Una necessità indifferibile
A creare l’arte del periodo del comunismo di guerra non sono stati né il futurismo, né i futuristi. Del resto, come sarebbe potuto accadere che una singola corrente o singole personalità detenessero allora una simile prerogativa? L’arte di quell’epoca era il prodotto della cultura artistica del passato; recava in sé una «necessità indifferibile», un’ineluttabilità storica ed era portatrice dell’impeto rivoluzionario così come lo era ogni soviet dei deputati del popolo. Talvolta ho l’impressione, per quanto improbabile, che se non vi fosse stata la Rivoluzione, non sarebbero esistite neppure le correnti di sinistra: avrebbero germinato al suo interno per poi emergere in forme più o meno tradizionali. Tutta la matrice di sinistra dell’arte di quel tempo forse non era che un segno della sua immaturità. So che alcuni compagni di partito accuserebbero Lunačarskij di aver generato la «canaglieria futurista». I marxisti! Ma sarebbe potuto accadere altrimenti?… Del resto su questo ci soffermeremo più oltre ed è meglio lasciar parlare i fatti… Così non è stato tanto il futurismo, ma qualcosa di più profondo a essere generato dalla Rivoluzione e a essersi annidato nella stessa cultura artistica russa; qualcosa che vi ribolliva da tempo, soffocato dall’abnorme corso della storia con tutta la sua furia repressa… Talvolta sembrava che fossero stati la volontà di un popolo di molti milioni di persone e un terribile impulso a produrre una creazione realistica infinitamente vitale: era questo il vero contenuto dell’arte di quell’epoca. Eravamo nel 1916 e nessuno si aspettava una guerra così pesante e prolungata.

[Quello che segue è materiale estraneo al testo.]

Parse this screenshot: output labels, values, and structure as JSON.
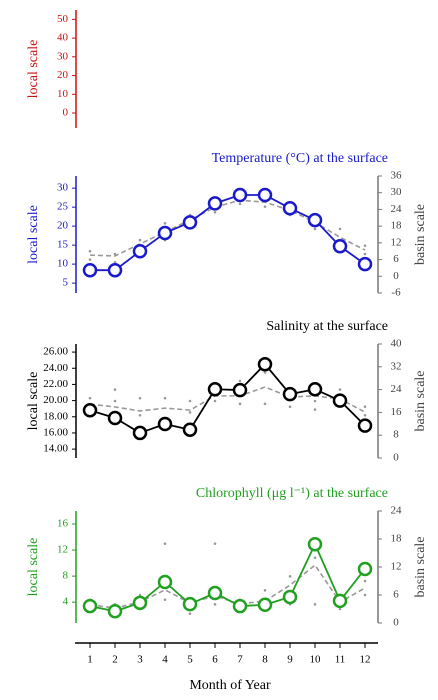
{
  "chart_data": [
    {
      "type": "line",
      "ylabel": "local scale",
      "color": "#cc1111",
      "ylim": [
        -8,
        55
      ],
      "yticks": [
        0,
        10,
        20,
        30,
        40,
        50
      ]
    },
    {
      "type": "line",
      "title": "Temperature (°C) at the surface",
      "ylabel": "local scale",
      "y2label": "basin scale",
      "color": "#1a1acc",
      "x": [
        1,
        2,
        3,
        4,
        5,
        6,
        7,
        8,
        9,
        10,
        11,
        12
      ],
      "xlim": [
        0.4,
        12.52
      ],
      "ylim": [
        2.4,
        33.2
      ],
      "yticks": [
        5,
        10,
        15,
        20,
        25,
        30
      ],
      "y2lim": [
        -6,
        36
      ],
      "y2ticks": [
        -6,
        0,
        6,
        12,
        18,
        24,
        30,
        36
      ],
      "series": [
        {
          "color": "#1a1acc",
          "values": [
            8.4,
            8.4,
            13.4,
            18.2,
            21,
            26,
            28.2,
            28.2,
            24.7,
            21.6,
            14.7,
            10
          ],
          "markers": true
        },
        {
          "color": "#999999",
          "values": [
            7.6,
            7.3,
            11.6,
            15.9,
            20.2,
            24.8,
            27.3,
            26.6,
            23.7,
            19.4,
            14,
            9.4
          ],
          "axis": "y2",
          "dash": true
        }
      ],
      "points": {
        "color": "#999999",
        "axis": "y2",
        "x": [
          1,
          1,
          2,
          2,
          3,
          3,
          4,
          4,
          5,
          5,
          6,
          6,
          7,
          7,
          8,
          8,
          9,
          9,
          10,
          10,
          11,
          11,
          12,
          12
        ],
        "y": [
          9,
          6,
          5,
          8,
          13,
          10,
          19,
          13,
          22,
          18,
          27,
          23,
          29,
          26,
          28,
          25,
          25,
          22,
          21,
          17,
          17,
          12,
          11,
          8
        ]
      }
    },
    {
      "type": "line",
      "title": "Salinity at the surface",
      "ylabel": "local scale",
      "y2label": "basin scale",
      "color": "#000000",
      "x": [
        1,
        2,
        3,
        4,
        5,
        6,
        7,
        8,
        9,
        10,
        11,
        12
      ],
      "xlim": [
        0.4,
        12.52
      ],
      "ylim": [
        12.9,
        27.0
      ],
      "yticks": [
        {
          "value": 14,
          "label": "14.00"
        },
        {
          "value": 16,
          "label": "16.00"
        },
        {
          "value": 18,
          "label": "18.00"
        },
        {
          "value": 20,
          "label": "20.00"
        },
        {
          "value": 22,
          "label": "22.00"
        },
        {
          "value": 24,
          "label": "24.00"
        },
        {
          "value": 26,
          "label": "26.00"
        }
      ],
      "y2lim": [
        0,
        40
      ],
      "y2ticks": [
        0,
        8,
        16,
        24,
        32,
        40
      ],
      "series": [
        {
          "color": "#000000",
          "values": [
            18.8,
            17.85,
            16,
            17.1,
            16.4,
            21.4,
            21.3,
            24.5,
            20.8,
            21.4,
            20,
            16.9
          ],
          "markers": true
        },
        {
          "color": "#999999",
          "values": [
            18.9,
            17.9,
            16.5,
            17.5,
            16.8,
            21.8,
            21.8,
            24.9,
            21.4,
            21.8,
            20.7,
            16.1
          ],
          "axis": "y2",
          "dash": true
        }
      ],
      "points": {
        "color": "#999999",
        "axis": "y2",
        "x": [
          1,
          1,
          2,
          2,
          2,
          3,
          3,
          4,
          4,
          5,
          5,
          6,
          6,
          7,
          7,
          8,
          8,
          9,
          9,
          10,
          10,
          11,
          11,
          12,
          12
        ],
        "y": [
          21,
          17,
          24,
          20,
          15,
          21,
          15,
          21,
          14,
          20,
          16,
          26,
          20,
          19,
          27,
          30,
          19,
          24,
          18,
          20,
          17,
          24,
          19,
          18,
          15
        ]
      }
    },
    {
      "type": "line",
      "title": "Chlorophyll (μg l⁻¹) at the surface",
      "ylabel": "local scale",
      "y2label": "basin scale",
      "xlabel": "Month of Year",
      "color": "#22a022",
      "x": [
        1,
        2,
        3,
        4,
        5,
        6,
        7,
        8,
        9,
        10,
        11,
        12
      ],
      "xlim": [
        0.4,
        12.52
      ],
      "xticks": [
        1,
        2,
        3,
        4,
        5,
        6,
        7,
        8,
        9,
        10,
        11,
        12
      ],
      "ylim": [
        0.8,
        18
      ],
      "yticks": [
        4,
        8,
        12,
        16
      ],
      "y2lim": [
        0,
        24
      ],
      "y2ticks": [
        0,
        6,
        12,
        18,
        24
      ],
      "series": [
        {
          "color": "#22a022",
          "values": [
            3.4,
            2.6,
            3.9,
            7.1,
            3.7,
            5.4,
            3.4,
            3.6,
            4.8,
            12.9,
            4.2,
            9.1
          ],
          "markers": true
        },
        {
          "color": "#999999",
          "values": [
            3.9,
            3.2,
            4.5,
            7.1,
            4.3,
            5.8,
            4.1,
            4.7,
            8.1,
            12.4,
            4.5,
            7.5
          ],
          "axis": "y2",
          "dash": true
        }
      ],
      "points": {
        "color": "#999999",
        "axis": "y2",
        "x": [
          1,
          1,
          2,
          2,
          3,
          3,
          4,
          4,
          5,
          5,
          6,
          6,
          7,
          7,
          8,
          8,
          9,
          9,
          10,
          10,
          11,
          11,
          12,
          12
        ],
        "y": [
          3,
          5,
          2,
          4,
          3,
          6,
          17,
          5,
          2,
          5,
          17,
          4,
          3,
          5,
          3,
          7,
          10,
          4,
          14,
          4,
          3,
          6,
          6,
          9
        ]
      }
    }
  ]
}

Nikolaj Punin (1888–1953), critico, teorico e storico dell’arte, è una figura chiave della vita culturale della Russia pre e postrivoluzionaria. Dopo aver frequentato il liceo di Carskoe Selo, si laurea in storia dell’arte all’Università di Pietroburgo nel 1914, ma già nel 1913, ancora studente, viene invitato a collaborare con il Reparto antichità cristiane del Museo russo ed esordisce sulla prestigiosa rivista Apollon, diretta da S. Makovskij, il primo a scoprire il suo brillante talento. Da quel momento comincia a pubblicare una fitta serie di articoli e saggi che spaziano dalla pittura russa antica alla grafica giapponese all’arte europea. Nel 1917 aderisce al cosiddetto «fronte di sinistra» degli artisti che si batte contro la componente reazionaria e conservatrice del mondo artistico per l’affermazione dei fondamenti della nuova arte. Nel 1918 viene nominato da Lunačarskij responsabile del Dipartimento delle arti figurative e commissario del Museo Russo e dell’Ermitage e si dedica con passione all’attività museale e all’insegnamento, partecipando attivamente alla vita pubblica, ma già alla fine degli anni Venti i suoi lavori vengono sottoposti a censura. Dagli anni Quaranta s’intensificano le accuse di formalismo contro la sua persona e Punin diviene oggetto di una violenta campagna persecutoria. Nel 1949 è internato in un lager nei pressi di Vorkutadove trova la morte nel 1953. La rivoluzione aveva chiuso così i conti con uno dei suoi intellettuali più eruditi e raffinati.